Les conquêtes arabes aux VIIe et VIIIe siècles , via deviantart.com
Tout au long de la bataille, Khalid a utilisé avec justesse sa cavalerie de garde mobile, infligeant de lourds dégâts aux Romains. Les Romains, pour leur part, n'ont réussi aucune percée, ce qui a amené Vahan à demander une trêve le quatrième jour. Sachant que l'ennemi était démoralisé et épuisé par une bataille prolongée, Khalid décida de passer à l'offensive. La veille de l'assaut, les cavaliers musulmans ont coupé toutes les zones de sortie du plateau, prenant le contrôle du pont crucial sur la rivière Yarmuk. Puis, le dernier jour, Khalid a monté une offensive majeure en utilisant une charge de cavalerie massive pour vaincre la cavalerie romaine, qui avait commencé à se masser en réponse, mais pas assez rapidement. Entourée sur trois fronts et sans espoir d'aide des cataphractes, l'infanterie a commencé à déroute, mais à leur insu, la voie d'évacuation avait déjà été coupée. Beaucoup se sont noyés dans la rivière, tandis que certains sont morts des collines escarpées de la vallée. Khalid a remporté une splendide victoire, anéantissant l'armée impériale tout en ne faisant qu'environ 4 000 victimes.

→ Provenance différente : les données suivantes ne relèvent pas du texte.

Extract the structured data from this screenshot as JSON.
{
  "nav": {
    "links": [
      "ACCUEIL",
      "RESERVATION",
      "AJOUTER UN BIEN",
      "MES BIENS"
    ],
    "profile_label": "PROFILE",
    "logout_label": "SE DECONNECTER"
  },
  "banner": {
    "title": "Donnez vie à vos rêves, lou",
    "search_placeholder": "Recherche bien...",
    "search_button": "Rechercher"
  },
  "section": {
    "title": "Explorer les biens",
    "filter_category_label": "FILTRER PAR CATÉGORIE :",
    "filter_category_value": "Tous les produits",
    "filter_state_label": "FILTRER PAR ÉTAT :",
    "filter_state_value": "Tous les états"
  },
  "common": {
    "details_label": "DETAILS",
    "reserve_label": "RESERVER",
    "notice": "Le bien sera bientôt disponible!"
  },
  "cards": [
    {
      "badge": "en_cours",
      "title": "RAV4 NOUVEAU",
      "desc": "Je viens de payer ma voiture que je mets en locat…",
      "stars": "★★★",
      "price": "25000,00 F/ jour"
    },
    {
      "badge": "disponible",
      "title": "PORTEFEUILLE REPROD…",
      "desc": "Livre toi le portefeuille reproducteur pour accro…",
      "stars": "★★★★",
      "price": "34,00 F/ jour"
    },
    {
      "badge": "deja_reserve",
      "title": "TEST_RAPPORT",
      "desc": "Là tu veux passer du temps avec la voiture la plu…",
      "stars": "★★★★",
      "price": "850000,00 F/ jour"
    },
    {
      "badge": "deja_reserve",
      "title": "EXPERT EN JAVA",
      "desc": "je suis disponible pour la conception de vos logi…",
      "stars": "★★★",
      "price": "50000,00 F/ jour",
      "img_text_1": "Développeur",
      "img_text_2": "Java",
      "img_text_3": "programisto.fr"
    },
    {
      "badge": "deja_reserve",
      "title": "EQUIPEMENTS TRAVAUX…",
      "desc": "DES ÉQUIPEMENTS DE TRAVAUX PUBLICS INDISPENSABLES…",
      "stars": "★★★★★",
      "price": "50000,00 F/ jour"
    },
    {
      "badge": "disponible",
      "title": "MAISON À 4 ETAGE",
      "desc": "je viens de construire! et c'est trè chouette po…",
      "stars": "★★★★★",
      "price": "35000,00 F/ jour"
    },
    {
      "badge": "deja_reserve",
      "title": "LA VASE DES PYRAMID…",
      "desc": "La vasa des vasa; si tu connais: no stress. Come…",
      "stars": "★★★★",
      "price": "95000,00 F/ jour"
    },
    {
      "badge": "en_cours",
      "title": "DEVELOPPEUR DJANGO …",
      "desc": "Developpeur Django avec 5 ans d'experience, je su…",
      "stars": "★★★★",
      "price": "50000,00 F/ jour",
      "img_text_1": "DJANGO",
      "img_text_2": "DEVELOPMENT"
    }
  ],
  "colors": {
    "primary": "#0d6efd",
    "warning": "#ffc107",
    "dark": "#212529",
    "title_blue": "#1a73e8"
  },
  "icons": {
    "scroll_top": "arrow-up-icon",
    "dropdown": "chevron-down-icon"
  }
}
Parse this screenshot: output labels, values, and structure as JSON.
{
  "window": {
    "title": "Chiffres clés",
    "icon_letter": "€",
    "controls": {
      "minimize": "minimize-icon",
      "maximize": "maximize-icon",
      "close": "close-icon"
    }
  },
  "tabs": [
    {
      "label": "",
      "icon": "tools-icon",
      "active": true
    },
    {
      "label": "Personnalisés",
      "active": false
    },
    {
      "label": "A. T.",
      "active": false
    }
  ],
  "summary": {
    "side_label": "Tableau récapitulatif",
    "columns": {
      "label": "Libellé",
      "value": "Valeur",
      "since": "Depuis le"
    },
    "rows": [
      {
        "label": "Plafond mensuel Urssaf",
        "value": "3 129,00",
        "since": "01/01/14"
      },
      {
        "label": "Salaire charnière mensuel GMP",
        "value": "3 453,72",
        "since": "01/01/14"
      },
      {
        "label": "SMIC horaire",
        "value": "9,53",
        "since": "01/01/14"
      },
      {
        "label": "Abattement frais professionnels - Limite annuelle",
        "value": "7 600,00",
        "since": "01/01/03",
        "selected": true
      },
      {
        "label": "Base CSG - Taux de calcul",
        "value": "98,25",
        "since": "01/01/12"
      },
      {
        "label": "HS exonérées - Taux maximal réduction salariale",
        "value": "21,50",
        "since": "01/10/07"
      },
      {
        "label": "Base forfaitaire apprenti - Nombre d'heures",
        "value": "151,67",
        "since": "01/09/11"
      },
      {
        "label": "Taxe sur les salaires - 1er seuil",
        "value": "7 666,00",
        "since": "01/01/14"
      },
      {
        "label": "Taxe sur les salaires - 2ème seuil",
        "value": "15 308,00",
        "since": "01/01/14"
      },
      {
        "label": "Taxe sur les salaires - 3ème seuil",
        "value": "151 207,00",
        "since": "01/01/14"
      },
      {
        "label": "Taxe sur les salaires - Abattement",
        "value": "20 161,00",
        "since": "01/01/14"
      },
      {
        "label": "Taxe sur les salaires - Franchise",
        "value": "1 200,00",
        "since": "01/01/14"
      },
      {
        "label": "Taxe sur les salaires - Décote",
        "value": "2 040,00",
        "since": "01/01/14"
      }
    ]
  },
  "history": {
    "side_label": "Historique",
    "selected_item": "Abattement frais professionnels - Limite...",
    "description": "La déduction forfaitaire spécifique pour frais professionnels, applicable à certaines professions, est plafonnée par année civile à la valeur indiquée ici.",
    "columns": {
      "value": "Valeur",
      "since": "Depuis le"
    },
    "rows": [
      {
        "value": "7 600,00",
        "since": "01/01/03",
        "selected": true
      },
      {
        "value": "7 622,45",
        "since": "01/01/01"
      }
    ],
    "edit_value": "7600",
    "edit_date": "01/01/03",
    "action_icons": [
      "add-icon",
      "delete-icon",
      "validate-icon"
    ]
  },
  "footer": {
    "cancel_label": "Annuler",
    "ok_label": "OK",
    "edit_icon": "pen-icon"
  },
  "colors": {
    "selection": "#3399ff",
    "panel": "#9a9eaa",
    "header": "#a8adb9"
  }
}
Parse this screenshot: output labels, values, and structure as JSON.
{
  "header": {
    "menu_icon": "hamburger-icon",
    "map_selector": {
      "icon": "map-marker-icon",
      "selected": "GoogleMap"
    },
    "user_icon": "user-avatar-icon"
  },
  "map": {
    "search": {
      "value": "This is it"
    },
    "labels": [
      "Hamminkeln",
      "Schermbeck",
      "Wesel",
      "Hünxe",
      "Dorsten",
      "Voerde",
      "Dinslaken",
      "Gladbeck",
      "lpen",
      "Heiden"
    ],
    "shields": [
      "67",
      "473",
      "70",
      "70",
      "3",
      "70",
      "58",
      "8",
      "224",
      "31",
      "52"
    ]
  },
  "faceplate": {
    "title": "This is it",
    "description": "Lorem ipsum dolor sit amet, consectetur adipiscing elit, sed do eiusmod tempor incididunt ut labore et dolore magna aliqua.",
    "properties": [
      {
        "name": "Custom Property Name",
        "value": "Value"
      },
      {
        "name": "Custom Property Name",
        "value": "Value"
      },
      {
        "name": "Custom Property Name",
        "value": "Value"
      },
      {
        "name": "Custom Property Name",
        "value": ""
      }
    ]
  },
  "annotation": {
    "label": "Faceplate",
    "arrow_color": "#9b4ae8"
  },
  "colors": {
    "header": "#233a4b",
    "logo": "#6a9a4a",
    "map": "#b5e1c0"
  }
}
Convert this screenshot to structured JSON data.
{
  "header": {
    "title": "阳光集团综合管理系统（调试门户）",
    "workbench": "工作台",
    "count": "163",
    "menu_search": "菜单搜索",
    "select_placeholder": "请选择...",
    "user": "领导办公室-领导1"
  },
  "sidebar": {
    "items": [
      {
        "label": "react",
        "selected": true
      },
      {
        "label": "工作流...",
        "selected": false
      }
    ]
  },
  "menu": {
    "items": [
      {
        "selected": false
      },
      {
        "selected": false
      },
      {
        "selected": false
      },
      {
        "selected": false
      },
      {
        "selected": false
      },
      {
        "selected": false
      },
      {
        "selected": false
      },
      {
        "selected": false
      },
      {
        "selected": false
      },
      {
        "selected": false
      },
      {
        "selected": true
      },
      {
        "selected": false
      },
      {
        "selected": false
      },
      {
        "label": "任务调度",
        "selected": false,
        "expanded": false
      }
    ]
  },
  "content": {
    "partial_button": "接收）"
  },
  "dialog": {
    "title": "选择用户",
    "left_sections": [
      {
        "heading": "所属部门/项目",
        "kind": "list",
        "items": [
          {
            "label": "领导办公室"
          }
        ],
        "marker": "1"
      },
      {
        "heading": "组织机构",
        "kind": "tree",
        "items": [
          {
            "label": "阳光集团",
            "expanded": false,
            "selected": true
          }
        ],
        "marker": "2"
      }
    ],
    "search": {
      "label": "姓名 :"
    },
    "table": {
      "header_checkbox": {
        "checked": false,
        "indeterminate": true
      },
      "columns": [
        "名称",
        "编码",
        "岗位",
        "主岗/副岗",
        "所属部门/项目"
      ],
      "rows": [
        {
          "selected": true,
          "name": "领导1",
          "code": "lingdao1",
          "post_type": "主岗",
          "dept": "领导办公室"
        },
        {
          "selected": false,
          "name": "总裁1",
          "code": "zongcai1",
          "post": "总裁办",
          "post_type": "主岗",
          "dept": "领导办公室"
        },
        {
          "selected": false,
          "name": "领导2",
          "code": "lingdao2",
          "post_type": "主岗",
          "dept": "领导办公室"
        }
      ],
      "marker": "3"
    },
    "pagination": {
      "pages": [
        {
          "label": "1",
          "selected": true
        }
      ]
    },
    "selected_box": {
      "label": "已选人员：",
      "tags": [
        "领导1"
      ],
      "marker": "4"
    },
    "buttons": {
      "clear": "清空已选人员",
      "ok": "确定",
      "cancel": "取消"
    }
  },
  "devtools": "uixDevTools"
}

En apprenant la nouvelle de la terrible tragédie, Héraclius partit pour Constantinople, un dernier adieu à la Syrie : Adieu, un long adieu à la Syrie, ma belle province. Tu es un infidèle maintenant. Que la paix soit avec toi, ô Syrie - quel beau pays tu seras pour l'ennemi . L'empereur n'avait ni les ressources ni les effectifs pour défendre la province. Au lieu de cela, Héraclius a décidé de consolider les défenses en Anatolie et en Égypte. L'empereur ne pouvait pas savoir que ses efforts s'avéreraient vains. L'Empire romain d'Orient a conservé le contrôle de l'Anatolie. Cependant, quelques décennies seulement après Yarmuk, toutes les provinces orientales, de la Syrie et de la Mésopotamie à l'Égypte et à l'Afrique du Nord, avaient été conquises par les armées de l'Islam. Contrairement à son ancien rival - l'Empire sassanide - le empire Byzantin survivrait, menant une lutte acharnée contre un ennemi dangereux, se transformant progressivement en un État médiéval plus petit mais toujours puissant.